Family sues Boynton, cop after boy killed by fleeing driver

BOYNTON BEACH —
The family of a 5-year-old boy who was killed when a man fleeing from a Boynton Beach police officer lost control of his car and struck him has filed a wrongful death lawsuit against the driver, car owner, city and officer the man allegedly fled from.

Jayden Readon was walking on the sidewalk with his grandparents and brother on Feb. 13, 2016 on Miner Road near Summit Road when he was hit by a car driven by felon Lex Eugene, who was fleeing Officer Mark Sohn, the lawsuit states. Eugene, who was released from prison two months before the crash, lost control of his car and drove on the curbed sidewalk before crashing into a chained-link fence. Jayden died at Delray Medical Center.

The lawsuit, filed in Circuit Court in January by Jayden’s parents Corye Readon Sr. and Marisella Readon, blames all parties listed for Jayden’s death, including Pamela Bond, who owned the car Eugene was driving.

A hearing is scheduled for Thursday for Judge David French to decide whether to allow the Readons to amend their original complaint to include more details regarding liability following the city’s motion to dismiss it, according to court records.
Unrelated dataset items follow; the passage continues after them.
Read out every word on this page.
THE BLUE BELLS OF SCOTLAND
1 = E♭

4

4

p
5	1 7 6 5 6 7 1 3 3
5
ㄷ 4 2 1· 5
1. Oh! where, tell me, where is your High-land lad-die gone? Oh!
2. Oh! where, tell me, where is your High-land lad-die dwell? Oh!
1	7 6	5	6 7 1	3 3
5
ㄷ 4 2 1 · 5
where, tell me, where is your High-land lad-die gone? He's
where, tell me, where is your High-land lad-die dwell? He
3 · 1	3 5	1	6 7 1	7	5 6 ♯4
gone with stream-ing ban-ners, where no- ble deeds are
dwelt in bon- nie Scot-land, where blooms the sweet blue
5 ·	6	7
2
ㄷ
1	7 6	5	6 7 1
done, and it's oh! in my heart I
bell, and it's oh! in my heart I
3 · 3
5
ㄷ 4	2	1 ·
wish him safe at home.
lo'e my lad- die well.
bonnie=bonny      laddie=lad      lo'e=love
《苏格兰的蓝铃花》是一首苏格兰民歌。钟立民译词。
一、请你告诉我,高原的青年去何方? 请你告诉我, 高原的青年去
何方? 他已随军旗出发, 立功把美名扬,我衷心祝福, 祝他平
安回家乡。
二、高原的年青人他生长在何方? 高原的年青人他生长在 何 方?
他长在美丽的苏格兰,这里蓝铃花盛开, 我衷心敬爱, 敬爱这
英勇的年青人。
The complaint accuses Sohn, a K-9 officer who has been with the department since 2002, of “negligently and/or intentionally” engaging in a concealed plain pursuit of Eugene. It asks for damages in excess of $15,000. The complaint says Sohn was familiar with Miner Road “and therefore he knew” a high-speed pursuit would be dangerous down the “narrow, two-lane road” in a residential area with a nearby school.

Boynton Beach Police declined to comment on the lawsuit because it is pending litigation.

Eugene’s arrest report says an officer saw him on Federal Highway driving a white Buick SUV with an expired registration decal. Eugene turned onto Miner Road and sped at an “extremely high rate of speed for a residential area.” The officer activated his emergency lights and siren and called in that he was going to do a traffic stop. But Eugene fled.

The report says Eugene continued to speed at about double the limit and traveled west in the eastbound lane to pass a vehicle. Another police car with emergency lights drove toward Eugene and he made a “very dangerous and improper right turn” onto Summit Road where he lost control and crashed.

In a statement after the incident, police spokeswoman Jaclyn Smith said there was no pursuit after Eugene sped off during the traffic stop.

Police found Eugene had 213 heroin pills, 17 Xanax pills and $2,120 in his possession, according to the report.

In the complaint, Jayden’s parents said if Sohn did a traffic stop on Federal and Eugene failed to pull over, Sohn would have had to disengage in the pursuit because of police policy. “And the chase would have ended on Federal Highway, a safe distance away from the impact point on Miner Road,” the lawsuit states.

After the crash, Eugene was arrested on several criminal charges including vehicular homicide, felony murder, aggravated fleeing and eluding and heroin trafficking, according to court records. He remains in the Palm Beach County Jail.

Sohn is a veteran officer who in October was named Officer of the Quarter. His work led to arrests of six felons and alleged drug traffickers and the seizure of substantial amounts of drugs and six guns, according to a police statement.

The complaint mentions other pursuits Sohn had been involved in. One is from 2012 when Sohn tried to pull over a driver on Interstate 95 because the car matched the description of one that had been involved in a crime. The driver fled and died after losing control of his car and crashing it.

In 2004, then-police chief Marshall Gage gave Sohn a letter of reprimand and five days suspension for a chase he was involved in with two other officers, also on I-95. The chief said the officers endangered other drivers by ignoring repeated orders to end the pursuit.

The Palm Beach Post requested all internal affairs files involving Sohn, but none are available. Boynton Police cited government retention rules that say they are not required to maintain files after a certain amount of time.